Jejak kejayaan masa lalu masih begitu kuat terasa di Savoy Homann Hotel, bangunan bersejarah yang berdiri megah di jantung Kota Bandung. Sebagai hotel tertua di kota ini, Savoy Homann menjadi saksi bisu perkembangan Bandung dari masa kolonial hingga menjadi kota modern seperti sekarang.
Savoy Homann Hotel didirikan pada tahun 1871 oleh Aart Homann, seorang pria berkebangsaan Jerman. Awalnya, hotel ini hanya berupa penginapan kecil dengan konsep rumah makan yang melayani para pedagang dan pelancong yang melintasi Jalan Raya Pos, kini dikenal sebagai Jalan Asia Afrika.
Dengan lokasi yang strategis dan pelayanan yang ramah, hotel ini segera menjadi persinggahan favorit bagi mereka yang datang ke Bandung. Seiring waktu, penginapan ini berkembang pesat di bawah pengelolaan keluarga Homann, terutama C.F. Homann, yang melanjutkan usaha keluarga tersebut.
Transformasi besar terjadi pada tahun 1939. Hotel ini direnovasi total oleh arsitek ternama Albert Frederik Aalbers. Aalbers dikenal dengan gaya arsitektur Art Deco yang elegan, dan ia menerapkan gaya tersebut pada Savoy Homann.
Bangunan hotel diperbarui dengan desain lengkung khas, jendela-jendela besar, dan garis-garis tegas yang membuatnya tampak modern dan mewah untuk ukuran masa itu. Desain ini membuat Savoy Homann menjadi simbol arsitektur megah di Bandung, serta salah satu bangunan paling ikonik yang masih berdiri hingga kini.
Peran Savoy Homann dalam sejarah Indonesia mencapai puncaknya pada tahun 1955, ketika Bandung menjadi tuan rumah Konferensi Asia-Afrika. Hotel ini menjadi tempat menginap para pemimpin dunia, seperti Presiden Soekarno, Perdana Menteri India Jawaharlal Nehru, dan Perdana Menteri Tiongkok Chou En-Lai.
Pertemuan bersejarah ini menjadikan Savoy Homann bagian dari perjalanan diplomasi internasional yang memperjuangkan persatuan negara-negara Asia dan Afrika. Tak heran jika hotel ini kini dianggap sebagai salah satu peninggalan penting dalam sejarah hubungan antarbangsa.
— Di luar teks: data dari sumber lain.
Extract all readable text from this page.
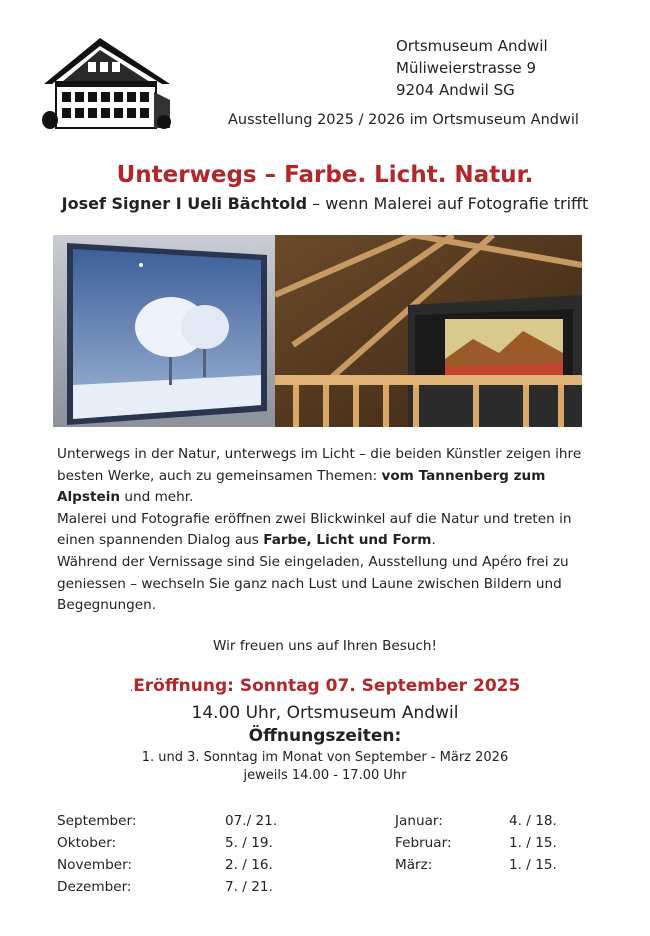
Ortsmuseum Andwil
Müliweierstrasse 9
9204 Andwil SG
Ausstellung 2025 / 2026 im Ortsmuseum Andwil
Unterwegs – Farbe. Licht. Natur.
Josef Signer I Ueli Bächtold – wenn Malerei auf Fotografie trifft
Unterwegs in der Natur, unterwegs im Licht – die beiden Künstler zeigen ihre besten Werke, auch zu gemeinsamen Themen: vom Tannenberg zum Alpstein und mehr.
Malerei und Fotografie eröffnen zwei Blickwinkel auf die Natur und treten in einen spannenden Dialog aus Farbe, Licht und Form.
Während der Vernissage sind Sie eingeladen, Ausstellung und Apéro frei zu geniessen – wechseln Sie ganz nach Lust und Laune zwischen Bildern und Begegnungen.
Wir freuen uns auf Ihren Besuch!
.Eröffnung: Sonntag 07. September 2025
14.00 Uhr, Ortsmuseum Andwil
Öffnungszeiten:
1. und 3. Sonntag im Monat von September - März 2026
jeweils 14.00 - 17.00 Uhr
September:
Oktober:
November:
Dezember:
07./ 21.
5. / 19.
2. / 16.
7. / 21.
Januar:
Februar:
März:
4. / 18.
1. / 15.
1. / 15.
Meski sudah lebih dari satu abad berlalu, Savoy Homann tetap menjaga pesonanya. Interior hotel masih mempertahankan sentuhan klasik, dengan perabotan yang mencerminkan keanggunan era kolonial. Lorong-lorongnya seakan membawa pengunjung melintasi waktu, kembali ke masa ketika Bandung dijuluki Parijs van Java.
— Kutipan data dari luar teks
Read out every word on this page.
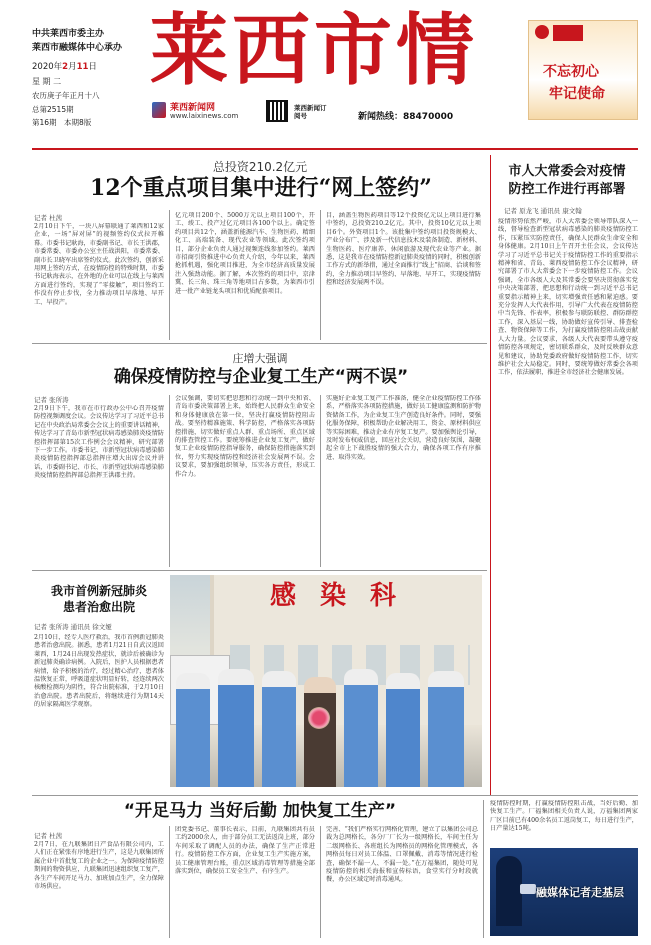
中共莱西市委主办
莱西市融媒体中心承办
2020年2月11日
星 期 二
农历庚子年正月十八
总第2515期
第16期　本期8版
莱西市情
莱西新闻网
www.laixinews.com
莱西新闻订阅号	新闻热线：88470000
不忘初心
牢记使命
总投资210.2亿元
12个重点项目集中进行“网上签约”
记者 杜茜
2月10日下午，一块八屏幕联通了莱西和12家企业，一场“屏对屏”的视频签约仪式拉开帷幕。市委书记耿海，市委副书记、市长王洪郡，市委常委、市委办公室主任战洪阳，市委常委、副市长卫晓军出席签约仪式。此次签约，创新采用网上签约方式，在疫情防控的特殊时期，市委书记耿海表示，在外地的企业可以在线上与莱西方面进行签约，实现了“零接触”，项目签约工作没有停止步伐，全力推动项目早落地、早开工、早投产。
亿元项目200个、5000万元以上项目100个，开工、竣工、投产过亿元项目各100个以上。确定签约项目共12个，涵盖新能源汽车、生物医药、精细化工、高端装备、现代农业等领域。此次签约项目，部分企业负责人通过视频连线参加签约。莱西市招商引资推进中心负责人介绍，今年以来，莱西抢抓机遇，强化项目推进，为全市经济高质量发展注入强劲动能。据了解，本次签约的项目中，京津冀、长三角、珠三角等地项目占多数，为莱西市引进一批产业链龙头项目和优质配套项目。
目，涵盖生物医药项目等12个投资亿元以上项目进行集中签约，总投资210.2亿元。其中，投资10亿元以上项目6个。外资项目1个。该批集中签约项目投资规模大、产业分布广、涉及新一代信息技术及装备制造、新材料、生物医药、医疗康养、休闲旅游及现代农业等产业。据悉，这是我市在疫情防控新冠肺炎疫情的同时，积极创新工作方式的新举措，通过全面推行“线上”招商、洽谈和签约，全力推动项目早签约、早落地、早开工，实现疫情防控和经济发展两不误。
市人大常委会对疫情
防控工作进行再部署
记者 原龙飞 通讯员 康文翰
疫情形势依然严峻，市人大常委会领导带队深入一线，督导检查新型冠状病毒感染的肺炎疫情防控工作，压紧压实防控责任，确保人民群众生命安全和身体健康。2月10日上午召开主任会议，会议传达学习了习近平总书记关于疫情防控工作的重要指示精神和省、青岛、莱西疫情防控工作会议精神，研究部署了市人大常委会下一步疫情防控工作。会议强调，全市各级人大及其常委会要坚决贯彻落实党中央决策部署，把思想和行动统一到习近平总书记重要指示精神上来，切实增强责任感和紧迫感。要充分发挥人大代表作用，引导广大代表在疫情防控中当先锋、作表率，积极参与联防联控、群防群控工作，深入基层一线，协助做好宣传引导、排查检查、物资保障等工作，为打赢疫情防控阻击战贡献人大力量。会议要求，各级人大代表要带头遵守疫情防控各项规定，密切联系群众，及时反映群众意见和建议，协助党委政府做好疫情防控工作，切实维护社会大局稳定。同时，要统筹做好常委会各项工作，依法履职，推进全市经济社会健康发展。
庄增大强调
确保疫情防控与企业复工生产“两不误”
记者 张所涛
2月9日下午，我市在市行政办公中心召开疫情防控视频调度会议。会议传达学习了习近平总书记在中央政治局常委会会议上的重要讲话精神，传达学习了青岛市新型冠状病毒感染肺炎疫情防控指挥部第15次工作例会会议精神，研究部署下一步工作。市委书记、市新型冠状病毒感染肺炎疫情防控指挥部总指挥庄增大出席会议并讲话，市委副书记、市长、市新型冠状病毒感染肺炎疫情防控指挥部总指挥王洪郡主持。
会议强调，要切实把思想和行动统一到中央和省、青岛市委决策部署上来，始终把人民群众生命安全和身体健康放在第一位，坚决打赢疫情防控阻击战。要坚持精准施策、科学防控，严格落实各项防控措施，切实做好重点人群、重点场所、重点区域的排查管控工作。要统筹推进企业复工复产，做好复工企业疫情防控指导服务，确保防控措施落实到位，努力实现疫情防控和经济社会发展两不误。会议要求，要加强组织领导，压实各方责任，形成工作合力。
实施好企业复工复产工作准备，健全企业疫情防控工作体系，严格落实各项防控措施，做好员工健康监测和防护物资储备工作，为企业复工生产创造良好条件。同时，要强化服务保障，积极帮助企业解决用工、资金、原材料供应等实际困难，推动企业有序复工复产。要加强舆论引导，及时发布权威信息，回应社会关切，营造良好氛围，凝聚起全市上下战胜疫情的强大合力，确保各项工作有序推进、取得实效。
我市首例新冠肺炎
患者治愈出院
记者 张所涛 通讯员 徐文娅
2月10日，经专人医疗救治，我市首例新冠肺炎患者治愈出院。据悉，患者1月21日自武汉返回莱西，1月24日出现发热症状，就诊后被确诊为新冠肺炎确诊病例。入院后，医护人员根据患者病情，给予积极的治疗，经过精心治疗，患者体温恢复正常，呼吸道症状明显好转，经连续两次核酸检测均为阴性，符合出院标准，于2月10日治愈出院。患者出院后，将继续进行为期14天的居家隔离医学观察。
感染科
“开足马力 当好后勤 加快复工生产”
记者 杜茜
2月7日，在九联集团日产食品有限公司内，工人们正在紧张有序地进行生产，这是九联集团所属企业中首批复工的企业之一。为保障疫情防控期间的物资供应，九联集团迅速组织复工复产，各生产车间开足马力、加班加点生产，全力保障市场供应。
团党委书记、董事长表示，目前，九联集团共有员工约2000余人，由于部分员工无法返岗上班，部分车间采取了调配人员的办法，确保了生产正常进行。疫情防控工作方面，企业复工生产实施方案，员工健康管理台账，重点区域消毒管理等措施全部落实到位，确保员工安全生产、有序生产。
完善、“我们严格实行网格化管理，建立了以集团公司总裁为总网格长，各分厂厂长为一级网格长，车间主任为二级网格长、各班组长为网格员的网格化管理模式，各网格员每日对员工体温、口罩佩戴、消毒等情况进行检查，确保不漏一人、不漏一处。”在万福集团，随处可见疫情防控的相关海报和宣传标语，食堂实行分时段就餐，办公区域定时消毒通风。
疫情防控时期，打赢疫情防控阻击战，当好后勤、加快复工生产。厂福集团相关负责人说，万福集团两家厂区目前已有400余名员工返岗复工，每日进行生产，日产量达15吨。
融媒体记者走基层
Tidak hanya wisatawan lokal, banyak turis mancanegara yang sengaja datang untuk merasakan atmosfer masa lalu di hotel ini. Bagi pecinta sejarah, menginap di Savoy Homann adalah pengalaman yang tak tergantikan.
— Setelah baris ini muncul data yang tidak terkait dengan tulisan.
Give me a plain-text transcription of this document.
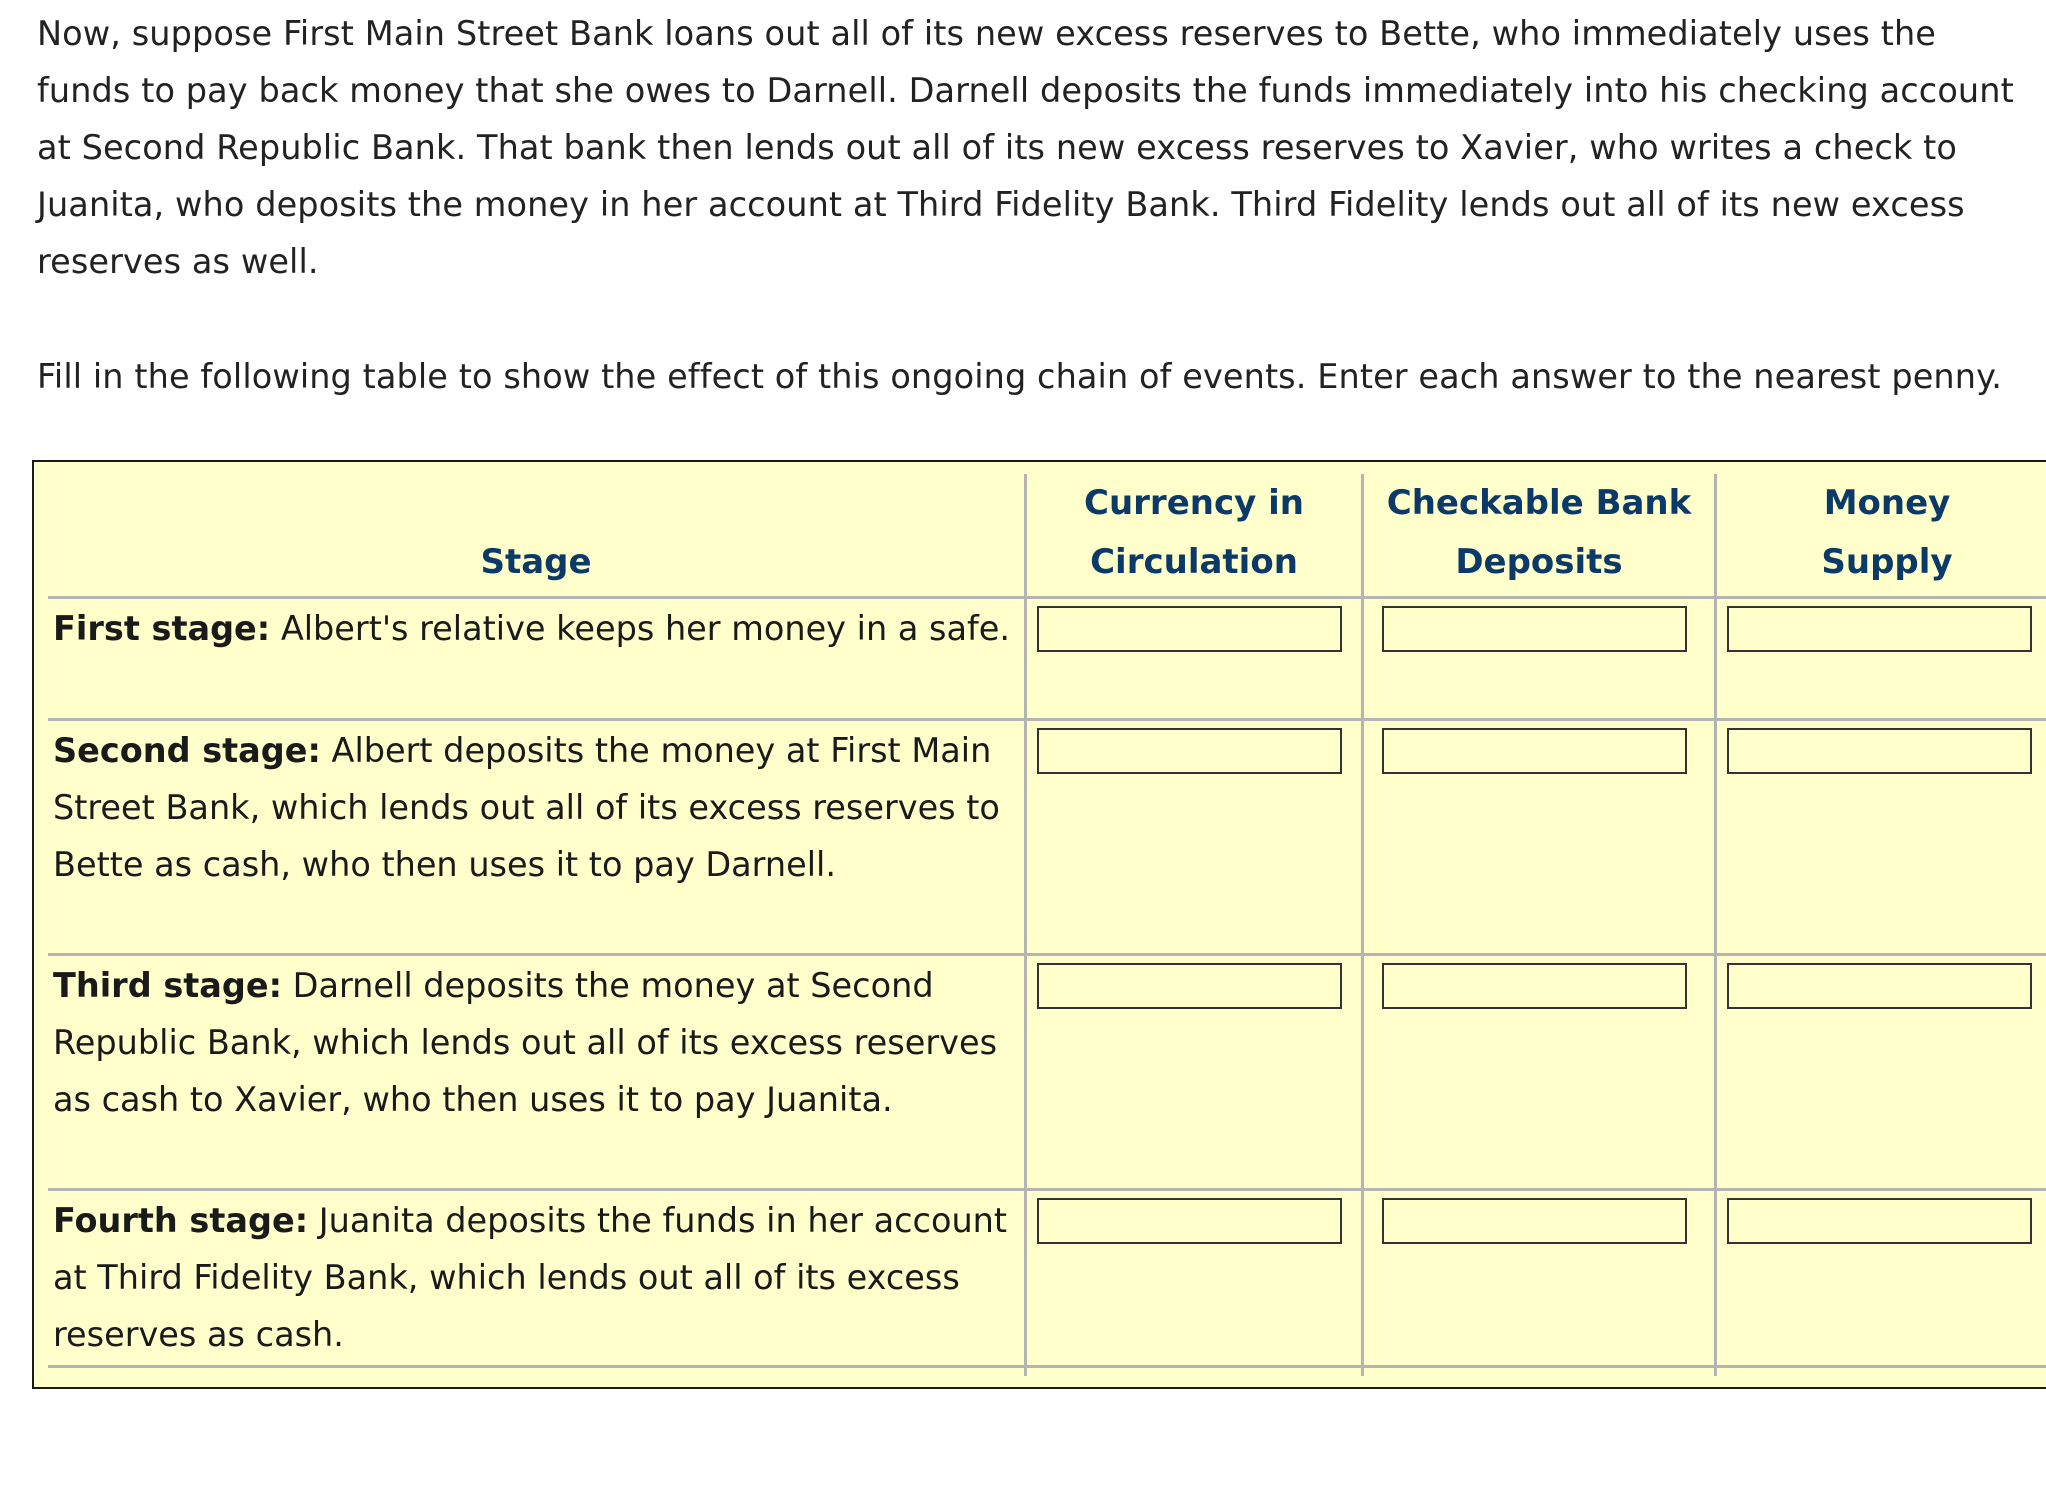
Now, suppose First Main Street Bank loans out all of its new excess reserves to Bette, who immediately uses the funds to pay back money that she owes to Darnell. Darnell deposits the funds immediately into his checking account at Second Republic Bank. That bank then lends out all of its new excess reserves to Xavier, who writes a check to Juanita, who deposits the money in her account at Third Fidelity Bank. Third Fidelity lends out all of its new excess reserves as well.

Fill in the following table to show the effect of this ongoing chain of events. Enter each answer to the nearest penny.

Stage
Currency in
Circulation
Checkable Bank
Deposits
Money
Supply
First stage: Albert's relative keeps her money in a safe.
Second stage: Albert deposits the money at First Main Street Bank, which lends out all of its excess reserves to Bette as cash, who then uses it to pay Darnell.
Third stage: Darnell deposits the money at Second Republic Bank, which lends out all of its excess reserves as cash to Xavier, who then uses it to pay Juanita.
Fourth stage: Juanita deposits the funds in her account at Third Fidelity Bank, which lends out all of its excess reserves as cash.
“Saya merasa seperti kembali ke tahun 1950-an ketika berjalan di lorong hotel ini. Arsitekturnya sangat terawat, dan setiap sudutnya bercerita tentang sejarah,” ungkap Rina, seorang wisatawan asal Jakarta, yang baru pertama kali menginap di Savoy Homann.
Pihak pengelola hotel juga terus melakukan pembaruan fasilitas agar tetap relevan dengan kebutuhan masa kini. Kamar-kamar yang elegan, restoran dengan menu khas Indonesia dan Eropa, hingga ruang pertemuan yang modern, semua dipadukan tanpa menghilangkan nuansa historisnya.
Bagi yang tidak menginap, Savoy Homann tetap terbuka untuk dikunjungi. Banyak pengunjung yang datang sekadar menikmati kopi di lobi sambil merasakan suasana klasik yang penuh cerita.
“Rasanya seperti ngopi di tengah sejarah. Melihat foto-foto lama di dinding hotel ini, saya jadi membayangkan suasana Konferensi Asia-Afrika dulu,” kata Dani, seorang pengunjung asal Bandung.
Savoy Homann Hotel tidak sekadar penginapan. Ia adalah cagar budaya yang merawat kenangan, menjembatani masa lalu dengan masa kini. Berkunjung ke hotel ini bagaikan membaca buku sejarah yang hidup, di mana setiap sudutnya merekam jejak langkah para tokoh dunia.
Bagi Anda yang ingin menelusuri sejarah Bandung lebih dekat, Savoy Homann adalah destinasi yang wajib dikunjungi. Di sinilah masa lalu dan masa kini menyatu dalam harmoni yang indah.